The news follows a recently released joint study estimating that such an agreement could mean gains of up to $3.8 billion a year in Canadian gross domestic product, with Canadian exports to Japan increasing by as much as 67 per cent.
"These are important steps forward; historic steps forward," Harper said heading into the meeting.
With the world's third largest economy, Japan already does big business with Canada.
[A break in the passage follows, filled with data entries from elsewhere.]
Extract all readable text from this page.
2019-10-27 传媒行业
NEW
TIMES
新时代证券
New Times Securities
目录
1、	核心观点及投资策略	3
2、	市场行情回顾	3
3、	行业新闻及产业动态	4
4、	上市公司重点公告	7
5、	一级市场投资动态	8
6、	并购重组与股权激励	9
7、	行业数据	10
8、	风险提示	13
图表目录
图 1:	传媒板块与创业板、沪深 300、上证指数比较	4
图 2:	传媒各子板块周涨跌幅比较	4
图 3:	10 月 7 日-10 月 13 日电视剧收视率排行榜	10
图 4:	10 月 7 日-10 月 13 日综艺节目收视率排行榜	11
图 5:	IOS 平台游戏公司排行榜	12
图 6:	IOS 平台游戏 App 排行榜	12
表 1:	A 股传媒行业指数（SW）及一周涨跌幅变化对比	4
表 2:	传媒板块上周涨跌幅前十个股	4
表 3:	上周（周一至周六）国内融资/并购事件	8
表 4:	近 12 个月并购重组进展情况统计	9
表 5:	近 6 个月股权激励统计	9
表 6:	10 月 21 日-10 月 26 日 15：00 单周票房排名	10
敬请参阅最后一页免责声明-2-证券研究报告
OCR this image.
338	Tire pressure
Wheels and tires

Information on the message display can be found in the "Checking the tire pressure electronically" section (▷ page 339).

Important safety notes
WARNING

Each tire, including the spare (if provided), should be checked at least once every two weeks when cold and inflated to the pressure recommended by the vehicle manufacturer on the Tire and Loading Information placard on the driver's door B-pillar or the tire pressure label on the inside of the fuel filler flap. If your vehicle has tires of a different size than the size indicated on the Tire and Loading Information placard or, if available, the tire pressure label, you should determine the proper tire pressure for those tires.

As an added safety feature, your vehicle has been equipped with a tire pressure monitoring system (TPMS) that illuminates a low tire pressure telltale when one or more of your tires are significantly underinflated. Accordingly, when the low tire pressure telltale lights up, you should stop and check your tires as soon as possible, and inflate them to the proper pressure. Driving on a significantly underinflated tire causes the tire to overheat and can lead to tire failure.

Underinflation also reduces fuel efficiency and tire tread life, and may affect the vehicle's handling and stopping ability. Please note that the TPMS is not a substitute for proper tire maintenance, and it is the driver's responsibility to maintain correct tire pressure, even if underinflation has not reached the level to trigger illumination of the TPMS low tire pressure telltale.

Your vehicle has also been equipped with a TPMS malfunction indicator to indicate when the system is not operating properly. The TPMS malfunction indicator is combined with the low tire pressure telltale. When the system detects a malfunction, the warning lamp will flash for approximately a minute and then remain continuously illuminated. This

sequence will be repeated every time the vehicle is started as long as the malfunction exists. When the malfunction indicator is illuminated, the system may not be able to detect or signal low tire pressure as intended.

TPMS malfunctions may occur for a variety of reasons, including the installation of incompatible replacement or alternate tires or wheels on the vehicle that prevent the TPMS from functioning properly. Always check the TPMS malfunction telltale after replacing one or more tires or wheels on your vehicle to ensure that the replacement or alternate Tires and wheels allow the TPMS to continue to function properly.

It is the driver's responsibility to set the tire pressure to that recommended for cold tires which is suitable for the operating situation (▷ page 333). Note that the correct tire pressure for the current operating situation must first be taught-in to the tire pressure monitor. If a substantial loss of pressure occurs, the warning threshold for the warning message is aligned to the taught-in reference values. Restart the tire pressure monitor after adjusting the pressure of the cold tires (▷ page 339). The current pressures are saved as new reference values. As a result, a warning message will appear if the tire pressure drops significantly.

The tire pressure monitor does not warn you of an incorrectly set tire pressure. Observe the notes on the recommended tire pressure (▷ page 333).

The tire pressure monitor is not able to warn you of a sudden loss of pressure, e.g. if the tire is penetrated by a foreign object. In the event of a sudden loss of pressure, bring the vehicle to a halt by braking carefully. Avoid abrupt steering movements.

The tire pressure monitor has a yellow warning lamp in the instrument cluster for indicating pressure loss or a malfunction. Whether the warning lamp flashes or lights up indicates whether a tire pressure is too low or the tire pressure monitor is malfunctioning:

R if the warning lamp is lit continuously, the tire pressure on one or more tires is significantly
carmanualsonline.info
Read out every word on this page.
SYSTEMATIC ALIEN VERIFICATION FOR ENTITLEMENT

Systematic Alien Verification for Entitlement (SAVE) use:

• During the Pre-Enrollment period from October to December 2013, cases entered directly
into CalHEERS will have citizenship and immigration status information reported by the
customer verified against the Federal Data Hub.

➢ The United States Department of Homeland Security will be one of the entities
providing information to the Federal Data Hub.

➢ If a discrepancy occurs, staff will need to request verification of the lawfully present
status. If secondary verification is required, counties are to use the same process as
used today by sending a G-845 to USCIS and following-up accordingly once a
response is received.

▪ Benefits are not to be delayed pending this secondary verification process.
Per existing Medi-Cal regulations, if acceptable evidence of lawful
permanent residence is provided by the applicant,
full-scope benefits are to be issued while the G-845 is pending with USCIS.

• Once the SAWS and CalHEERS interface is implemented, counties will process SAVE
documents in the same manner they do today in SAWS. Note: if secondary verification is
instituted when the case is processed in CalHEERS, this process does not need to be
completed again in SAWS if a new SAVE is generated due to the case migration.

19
Canada exported nearly $11 billion worth of goods to Japan last year, while Canadians purchased $13 billion worth of items made in Japan.
Japan is Canada's fifth largest trading partner and trade between the two countries was worth about $23 billion in 2010,
The Canadian-Japanese report on economic co-operation concluded that a free-trade deal could net billions more for Canada's economy in areas such as aerospace, energy and agriculture.
"But Canada's auto sector is not exactly happy about this," said CBC's Laurie Graham, reporting from Tokyo.
"Japanese cars being imported into Canada pay a tariff of about six per cent, and there's concern that if there's a free-trade deal that tariff will be lifted, which would mean, conceivably, that Japanese cars would be cheaper in Canada and competition would be a lot tougher.
"The prime minister says his government will do what it can for Canadian interests, but ultimately he says he has to negotiate a deal that is good for Canada's economy," Graham reported.
Prime Minister Yoshihiko Noda also announced the two countries will pursue enhanced defence and security co-operation, including the establishment of a supply base the Canadian military could use in emergencies.
Noda made a point of framing defence co-operation in the context of renewed concerns about North Korea.
The isolated Communist nation plans to a launch a satellite next month, which the U.S. has described an attempt to test ballistic missile technology — something that sets off alarm bells in Japan.
Harper, who will visit the earthquake and tsunami-ravaged region of Sendai on Monday, made a point of praising Noda for "the true and clear leadership" the Japanese prime minister showed through the crisis, and how quickly the country has rebuilt.
"I have quite great admiration for what you are doing here," he said.
The Japanese people were "deeply touched" by the expressions of support and assistance from Canada, Noda said.
Gordon Houlden, a trade expert and former government official, says negotiations will require patience because Asian states are sophisticated traders, and often have strong domestic lobbies.
One potential rough patch will be negotiating access to this country's agriculture sector.
"Agriculture in Japan is super-protected and has an almost mystical status," Houlden said.